Globe president and CEO Ernest Cu
Globe president and CEO Ernest Cu

The Ayala-led telco said its international connectivity capacity is more than 16 Terabits per second (Tbps), which is “sufficient to service the bandwidth demand in the country and satisfy the market’s hunger for faster Internet services”.

Globe said it released the statement to “correct the separate public pronouncements made by the Department of Information and Communications Technology (DICT) undersecretary Eliseo Rio and BCDA president Vince Dizon who placed the industry’s combined capacity at 2 Tbps.”

While Globe has enough capacity to provide world-class Internet service, the company said right-of-way access and permit issues hamper the connectivity of many Filipinos.

“Our biggest hurdle in delivering consistently good Internet (service) is the cumbersome number of permits and right of way issues that prevent us from building the last mile connectivity that would allow world class internet services to be enjoyed by the ordinary household or any person using a mobile phone,” said Globe president and CEO Ernest Cu.

“We have repeatedly called on the government to help address these issues that are prevalent at the local government level. Now with more people adopting to Internet use much faster than the infrastructure can be built, then the problem gets exacerbated.”

Out of the Globe’s current bandwidth capacity of more than 16 Tbps, the company said its “lit-up” capacity is less than 3 Tbps as the rest of the bandwidth remain unused owing to insufficient last mile infrastructure.

Aside from permitting and right of way issues, other last mile concerns are the non-standardized tower fees across LGUs and real property tax challenges, said Cu.

For years now, Globe said it has been struggling with permitting challenges at the local government levels.
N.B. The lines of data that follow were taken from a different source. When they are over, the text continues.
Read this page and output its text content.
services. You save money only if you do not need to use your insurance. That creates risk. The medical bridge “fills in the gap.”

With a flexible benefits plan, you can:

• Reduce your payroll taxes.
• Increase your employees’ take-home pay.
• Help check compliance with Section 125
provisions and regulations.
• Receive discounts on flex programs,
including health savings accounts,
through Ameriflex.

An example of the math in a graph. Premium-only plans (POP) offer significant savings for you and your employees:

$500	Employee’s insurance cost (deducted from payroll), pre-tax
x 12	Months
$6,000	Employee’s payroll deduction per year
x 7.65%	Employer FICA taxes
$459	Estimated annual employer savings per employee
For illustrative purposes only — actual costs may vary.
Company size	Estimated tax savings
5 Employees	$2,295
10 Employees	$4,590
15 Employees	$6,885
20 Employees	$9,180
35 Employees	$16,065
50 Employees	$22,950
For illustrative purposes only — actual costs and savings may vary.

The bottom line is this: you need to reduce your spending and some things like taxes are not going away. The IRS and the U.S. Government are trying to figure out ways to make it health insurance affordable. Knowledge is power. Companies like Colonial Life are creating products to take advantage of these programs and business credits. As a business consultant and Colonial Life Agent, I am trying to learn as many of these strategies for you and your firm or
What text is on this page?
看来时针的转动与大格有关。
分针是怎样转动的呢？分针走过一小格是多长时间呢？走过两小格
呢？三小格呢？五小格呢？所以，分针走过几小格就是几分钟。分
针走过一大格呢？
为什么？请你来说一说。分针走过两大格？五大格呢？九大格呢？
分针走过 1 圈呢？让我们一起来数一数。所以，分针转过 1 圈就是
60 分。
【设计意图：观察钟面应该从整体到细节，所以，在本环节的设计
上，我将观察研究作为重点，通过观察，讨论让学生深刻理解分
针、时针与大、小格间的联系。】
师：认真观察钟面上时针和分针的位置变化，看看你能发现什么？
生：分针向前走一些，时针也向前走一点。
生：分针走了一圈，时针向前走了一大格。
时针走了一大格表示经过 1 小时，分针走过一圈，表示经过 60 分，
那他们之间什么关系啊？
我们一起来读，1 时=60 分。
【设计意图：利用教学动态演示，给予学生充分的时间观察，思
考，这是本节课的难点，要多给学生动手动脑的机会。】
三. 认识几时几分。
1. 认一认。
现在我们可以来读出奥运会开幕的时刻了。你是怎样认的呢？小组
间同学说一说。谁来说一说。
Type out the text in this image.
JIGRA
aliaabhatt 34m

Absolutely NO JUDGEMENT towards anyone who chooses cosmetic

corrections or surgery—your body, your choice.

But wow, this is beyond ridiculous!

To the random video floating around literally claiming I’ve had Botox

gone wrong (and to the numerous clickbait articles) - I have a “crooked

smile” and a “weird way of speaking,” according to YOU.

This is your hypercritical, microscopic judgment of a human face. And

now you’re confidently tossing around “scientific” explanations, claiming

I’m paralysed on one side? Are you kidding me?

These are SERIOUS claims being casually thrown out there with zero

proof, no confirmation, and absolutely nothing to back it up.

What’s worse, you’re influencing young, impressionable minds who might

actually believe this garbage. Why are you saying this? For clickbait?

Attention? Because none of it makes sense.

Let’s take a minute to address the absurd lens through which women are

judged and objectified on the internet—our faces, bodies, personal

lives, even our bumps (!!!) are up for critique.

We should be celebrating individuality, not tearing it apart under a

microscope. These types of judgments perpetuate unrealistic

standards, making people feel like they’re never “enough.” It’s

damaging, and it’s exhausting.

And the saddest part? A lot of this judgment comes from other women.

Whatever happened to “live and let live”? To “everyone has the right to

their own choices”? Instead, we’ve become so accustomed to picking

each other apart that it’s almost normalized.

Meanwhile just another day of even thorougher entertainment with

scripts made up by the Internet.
To build one cell site alone, the telco said it has to secure 25 permits from local government units.

“Processing the permits, meanwhile, takes at least eight months to complete. Laying down the fiber optic cable to reach homes is another tedious process altogether,” it complained.

Constructing more cell sites is necessary for the Philippines to match and even surpass its Asian neighbors in cell site density, said Cu. “We keep comparing ourselves with developed countries and our highly developed Asian neighbors on Internet speed. What we don’t realize is that we are facing problems unique to the Philippines,” added Cu.

User-per-cell site density in the Philippines is 2,244, based on estimates of 21,000 total cell sites in the country against internet users of around 47.1 million. This statistic only underscores the urgency to build the necessary infrastructure that the country needs, the telco said.

Globe said it has invested heavily in expanding its international cable connectivity, to stay ahead of the demand curve in terms of bandwidth capacity. Just last August, Globe said it launched the Southeast Asia-United States (SEA-US) cable system that has a design capacity of 20 Tbps capacity and directly links Asia to the US.